I excelled in turning a vague interest into desire. I succeeded because I understood desire. I did not sell boats so much as seduce men and women into wanting what lay behind the words I spun from endless spools into stories of glamour, adventure, sex. I created illusions of a reality as palpable as a rabbit lifted by its ears from a magician’s hat. In the common parlance, I had the touch; money first found, then sought me out, the way money does for some few people who know how to price and sell a dream. I taught men and women to want what they did not need.

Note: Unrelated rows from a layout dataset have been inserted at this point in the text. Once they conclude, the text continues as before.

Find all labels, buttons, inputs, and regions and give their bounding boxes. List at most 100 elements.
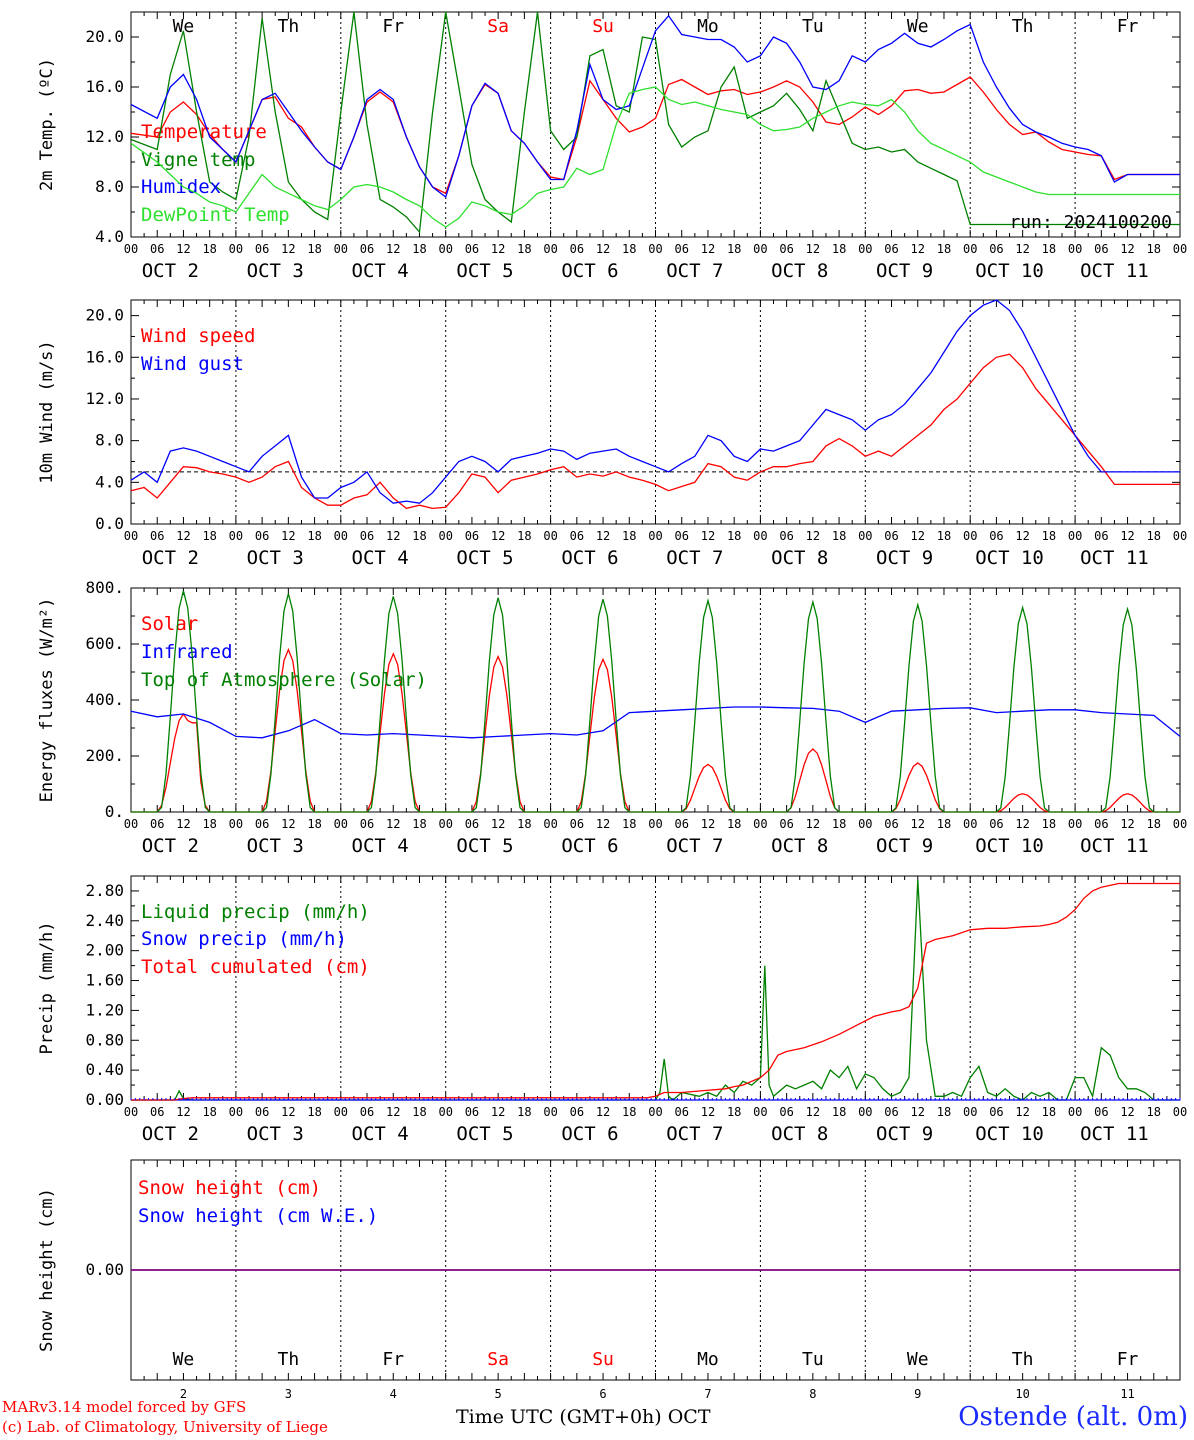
x-hour-label: 18 xyxy=(622,529,636,543)
day-number-label: 10 xyxy=(1015,1387,1029,1401)
model-credit-line2: (c) Lab. of Climatology, University of L… xyxy=(2,1418,328,1436)
x-hour-label: 06 xyxy=(570,1105,584,1119)
x-hour-label: 12 xyxy=(806,817,820,831)
x-hour-label: 00 xyxy=(334,1105,348,1119)
x-date-label: OCT 7 xyxy=(666,547,723,569)
x-date-label: OCT 6 xyxy=(561,1123,618,1145)
x-date-label: OCT 4 xyxy=(352,547,409,569)
x-hour-label: 00 xyxy=(438,817,452,831)
x-hour-label: 00 xyxy=(963,529,977,543)
x-hour-label: 06 xyxy=(674,817,688,831)
x-hour-label: 18 xyxy=(517,1105,531,1119)
x-hour-label: 00 xyxy=(543,529,557,543)
x-hour-label: 18 xyxy=(727,242,741,256)
x-hour-label: 00 xyxy=(438,1105,452,1119)
day-number-label: 4 xyxy=(390,1387,397,1401)
x-hour-label: 18 xyxy=(832,1105,846,1119)
x-date-label: OCT 5 xyxy=(456,835,513,857)
x-hour-label: 18 xyxy=(202,242,216,256)
x-hour-label: 12 xyxy=(596,1105,610,1119)
x-hour-label: 12 xyxy=(1015,817,1029,831)
y-tick-label: 0.00 xyxy=(85,1260,124,1279)
x-date-label: OCT 6 xyxy=(561,835,618,857)
day-number-label: 2 xyxy=(180,1387,187,1401)
x-date-label: OCT 5 xyxy=(456,547,513,569)
x-hour-label: 12 xyxy=(176,1105,190,1119)
series-line-vigne-temp xyxy=(130,11,1180,234)
x-hour-label: 06 xyxy=(360,529,374,543)
x-hour-label: 06 xyxy=(255,242,269,256)
x-date-label: OCT 10 xyxy=(975,547,1044,569)
y-tick-label: 16.0 xyxy=(85,77,124,96)
x-hour-label: 00 xyxy=(543,1105,557,1119)
x-hour-label: 06 xyxy=(360,817,374,831)
x-hour-label: 06 xyxy=(989,817,1003,831)
y-tick-label: 0.80 xyxy=(85,1030,124,1049)
x-hour-label: 06 xyxy=(884,817,898,831)
x-hour-label: 00 xyxy=(963,817,977,831)
x-hour-label: 00 xyxy=(334,529,348,543)
weekday-label-bottom: Fr xyxy=(382,1349,404,1370)
x-hour-label: 06 xyxy=(570,242,584,256)
y-tick-label: 20.0 xyxy=(85,306,124,325)
x-hour-label: 12 xyxy=(176,529,190,543)
x-hour-label: 00 xyxy=(438,242,452,256)
x-hour-label: 00 xyxy=(229,529,243,543)
x-hour-label: 00 xyxy=(753,817,767,831)
weekday-label-top: We xyxy=(173,16,195,37)
legend-entry-snow-height-cm-: Snow height (cm) xyxy=(138,1177,321,1199)
weekday-label-bottom: Tu xyxy=(802,1349,824,1370)
x-date-label: OCT 3 xyxy=(247,1123,304,1145)
x-hour-label: 00 xyxy=(124,529,138,543)
y-axis-label-temperature: 2m Temp. (ºC) xyxy=(37,58,57,191)
x-date-label: OCT 2 xyxy=(142,547,199,569)
y-axis-label-wind: 10m Wind (m/s) xyxy=(37,340,57,483)
x-hour-label: 18 xyxy=(307,1105,321,1119)
x-hour-label: 12 xyxy=(911,529,925,543)
day-number-label: 11 xyxy=(1120,1387,1134,1401)
day-number-label: 8 xyxy=(809,1387,816,1401)
y-tick-label: 0.00 xyxy=(85,1090,124,1109)
x-hour-label: 12 xyxy=(1015,242,1029,256)
series-line-dewpoint-temp xyxy=(130,86,1180,228)
x-hour-label: 06 xyxy=(884,242,898,256)
x-hour-label: 06 xyxy=(884,529,898,543)
weekday-label-bottom: Mo xyxy=(697,1349,719,1370)
x-hour-label: 18 xyxy=(1042,529,1056,543)
x-hour-label: 06 xyxy=(1094,817,1108,831)
x-date-label: OCT 4 xyxy=(352,835,409,857)
y-tick-label: 0.0 xyxy=(95,514,124,533)
x-hour-label: 12 xyxy=(596,817,610,831)
x-hour-label: 18 xyxy=(727,1105,741,1119)
x-hour-label: 00 xyxy=(753,1105,767,1119)
run-label: run: 2024100200 xyxy=(1009,212,1172,233)
x-hour-label: 00 xyxy=(858,817,872,831)
day-number-label: 9 xyxy=(914,1387,921,1401)
x-date-label: OCT 10 xyxy=(975,260,1044,282)
x-date-label: OCT 3 xyxy=(247,835,304,857)
x-hour-label: 06 xyxy=(674,242,688,256)
x-hour-label: 18 xyxy=(622,817,636,831)
x-hour-label: 18 xyxy=(622,1105,636,1119)
x-hour-label: 12 xyxy=(491,529,505,543)
x-hour-label: 18 xyxy=(622,242,636,256)
y-tick-label: 8.0 xyxy=(95,177,124,196)
weekday-label-bottom: Th xyxy=(278,1349,300,1370)
x-date-label: OCT 2 xyxy=(142,1123,199,1145)
y-tick-label: 400. xyxy=(85,690,124,709)
x-hour-label: 00 xyxy=(229,1105,243,1119)
x-hour-label: 00 xyxy=(1068,1105,1082,1119)
x-hour-label: 12 xyxy=(386,817,400,831)
weekday-label-top: Tu xyxy=(802,16,824,37)
weekday-label-top: Su xyxy=(592,16,614,37)
y-tick-label: 2.80 xyxy=(85,881,124,900)
x-hour-label: 18 xyxy=(202,817,216,831)
x-hour-label: 06 xyxy=(570,529,584,543)
weekday-label-top: Fr xyxy=(382,16,404,37)
x-hour-label: 00 xyxy=(753,242,767,256)
x-hour-label: 00 xyxy=(858,242,872,256)
x-date-label: OCT 9 xyxy=(876,260,933,282)
x-hour-label: 06 xyxy=(150,817,164,831)
legend-entry-wind-gust: Wind gust xyxy=(141,353,244,375)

In my late thirties, I sold my deep understanding of human vanity and self-love to a builder of opulent super-yachts. I’d handled million-dollar fishing boats; now I would broker vessels ten or twenty times more costly. I moved to Palm Beach and enriched myself. I wore suits handmade in London by Burberry Prorsum and traded my corncob and Virginia burley for a meerschaum and Dunhill’s deluxe navy rolls, which I lit with a Ligne pink-gold lighter instead of a locofoco. I lived with a woman who saw herself as a canvas for the artists of haute couture; her husband was serving time for a Ponzi scheme. I lavished her with expensive gifts and amorous glances because they were her raison d’etre, while I sold 120-foot boats to a prime minister, several princes of the realm, assorted oil magnates, financiers, industrialists, entrepreneurs of social media — and, once, to a sheik who kept his yacht in the waterless Sahara, cradled on a pair of railroad trestles painted gold.